Pengaruh Non-Automatic Repeat Request (Arq) Mode Terhadap Packet Error Rate Pada Drone-Based Wireless Sensor Network
DOI:
https://doi.org/10.25126/jtiik.2025129373Kata Kunci:
Wireless sensor network, Drone, Zigbee 2.4 GHz, non-ARQ mode, point-to-point communicationAbstrak
Penelitian ini membahas tentang performa dari 2.4 GHz Zigbee wireless antenna untuk aplikasi wide-area wireless sensor network.
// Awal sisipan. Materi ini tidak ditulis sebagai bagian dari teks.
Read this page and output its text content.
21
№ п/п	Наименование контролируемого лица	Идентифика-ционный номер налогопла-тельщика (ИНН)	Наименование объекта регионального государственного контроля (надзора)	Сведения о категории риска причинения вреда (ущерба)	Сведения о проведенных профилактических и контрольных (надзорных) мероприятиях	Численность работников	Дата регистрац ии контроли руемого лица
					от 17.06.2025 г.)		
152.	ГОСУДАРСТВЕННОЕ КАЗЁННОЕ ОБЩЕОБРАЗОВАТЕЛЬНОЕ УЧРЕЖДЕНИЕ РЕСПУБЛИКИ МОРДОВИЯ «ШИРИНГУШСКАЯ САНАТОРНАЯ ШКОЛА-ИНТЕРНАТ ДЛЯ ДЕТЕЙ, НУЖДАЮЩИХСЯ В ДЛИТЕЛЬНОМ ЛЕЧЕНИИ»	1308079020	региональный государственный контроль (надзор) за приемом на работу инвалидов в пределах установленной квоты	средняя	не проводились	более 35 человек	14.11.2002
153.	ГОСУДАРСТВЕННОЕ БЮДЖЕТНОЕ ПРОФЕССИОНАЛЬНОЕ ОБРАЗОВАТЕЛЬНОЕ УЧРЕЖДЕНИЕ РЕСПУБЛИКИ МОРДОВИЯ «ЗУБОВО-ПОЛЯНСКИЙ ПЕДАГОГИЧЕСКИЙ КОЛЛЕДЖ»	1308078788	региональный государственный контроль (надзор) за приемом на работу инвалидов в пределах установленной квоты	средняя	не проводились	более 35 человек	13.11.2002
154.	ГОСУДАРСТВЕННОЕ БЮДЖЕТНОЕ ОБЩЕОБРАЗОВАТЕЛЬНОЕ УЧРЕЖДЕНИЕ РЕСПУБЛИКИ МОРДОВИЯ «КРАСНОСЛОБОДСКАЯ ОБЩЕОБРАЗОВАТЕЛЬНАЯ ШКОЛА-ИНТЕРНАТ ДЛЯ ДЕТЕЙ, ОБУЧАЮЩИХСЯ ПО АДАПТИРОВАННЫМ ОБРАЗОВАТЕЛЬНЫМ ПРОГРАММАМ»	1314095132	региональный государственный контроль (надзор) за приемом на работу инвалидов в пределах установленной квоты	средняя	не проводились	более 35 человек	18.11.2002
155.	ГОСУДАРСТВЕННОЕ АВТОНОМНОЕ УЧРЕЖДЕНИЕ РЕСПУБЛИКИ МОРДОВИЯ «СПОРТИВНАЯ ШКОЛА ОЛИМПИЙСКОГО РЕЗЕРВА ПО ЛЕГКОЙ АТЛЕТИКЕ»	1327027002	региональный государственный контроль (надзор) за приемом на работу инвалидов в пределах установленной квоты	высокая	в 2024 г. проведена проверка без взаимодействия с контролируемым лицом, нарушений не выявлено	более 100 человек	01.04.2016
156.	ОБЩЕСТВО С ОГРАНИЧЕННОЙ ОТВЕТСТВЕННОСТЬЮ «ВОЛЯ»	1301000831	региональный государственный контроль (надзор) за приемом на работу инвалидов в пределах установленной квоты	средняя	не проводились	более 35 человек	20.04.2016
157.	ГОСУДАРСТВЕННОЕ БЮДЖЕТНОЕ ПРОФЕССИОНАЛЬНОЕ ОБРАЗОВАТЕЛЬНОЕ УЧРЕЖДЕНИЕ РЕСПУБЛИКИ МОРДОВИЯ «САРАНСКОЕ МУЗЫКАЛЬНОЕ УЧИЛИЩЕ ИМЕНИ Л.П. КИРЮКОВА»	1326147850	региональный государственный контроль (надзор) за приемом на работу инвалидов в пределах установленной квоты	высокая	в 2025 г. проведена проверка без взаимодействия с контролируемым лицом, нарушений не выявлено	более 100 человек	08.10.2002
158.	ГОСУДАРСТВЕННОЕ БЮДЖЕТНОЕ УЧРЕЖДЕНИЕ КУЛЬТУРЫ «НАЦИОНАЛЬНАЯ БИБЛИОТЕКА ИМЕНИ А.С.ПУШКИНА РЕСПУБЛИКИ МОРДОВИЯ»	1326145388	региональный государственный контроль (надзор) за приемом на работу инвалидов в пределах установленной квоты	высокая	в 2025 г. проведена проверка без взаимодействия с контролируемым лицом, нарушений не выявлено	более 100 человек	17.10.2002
Transmitter antenna di install pada drone sebagai media mobile wireless sensor network dan receiver antenna berada di lokasi tertentu pada lingkungan luar ruangan. Setingan alat untuk transmitter antenna dan receiver antenna yaitu non-Automatic Repeat Request (ARQ) mode sehingga data yang di terima oleh receiver dalam experimen ini nanti bisa menjadi perbandingan dengan hasil perhitungan teoritis menggunakan Matlab. Non-ARQ menjadi alternative untuk mengurangi konsumsi energi pada jaringan wireless sensor network. Dalam experimen ini dilakukan model point-to-point communication. Dari hasil experimen diperoleh jarak 0m-100m nilai dari Packet Error Rate (PER) untuk masing-masing ketinggian drone meningkat mencapai 17-18%. Lebih lanjut pada jarak 100m-150m nilai PER mengalami penurunan yaitu 15-16% untuk tiga ketinggian drone yang berbeda. Mulai dari jarak 150m-250m nilai PER mengalami kenaikan yang siginifikan, hingga mencapai PER 70% untuk ketinggian drone 30m, PER 80% untuk ketinggian drone 45m dan PER 88% untuk ketinggian drone 15m. Pada jarak 250m-350m nilai PER terlihat masih konstan untuk ketinggian drone 45m dan ketinggian 30m yaitu mencapai nilai PER 78% pada jarak 350m, sedangkan untuk ketinggian drone 15m menunjukan nilai PER naik hingga mencapai 98% pada jarak 350m. Hasil simulasi dengan Matlab menunjukan Received Signal Strength Indicator (RSSI) terhadap jarak transmitter antenna dengan receiver antenna untuk ketinggian transmitter antenna 15m dan receiver antenna 1.5m. nilai RSSI terus meningkat -66 dBm pada jarak 20m dan ini adalah nilai RSSI terbaik. Lebih lanjut untuk ketinggian transmitter antenna 30m dan receiver antenna 1.5m. Nilai RSSI terus meningkat -73 dBm pada jarak 45m dan ini adalah nilai RSSI terbaik. Pada jarak 3m nilai RSSI terus meningkat -76 dBm pada jarak 62m dan ini adalah nilai RSSI terbaik.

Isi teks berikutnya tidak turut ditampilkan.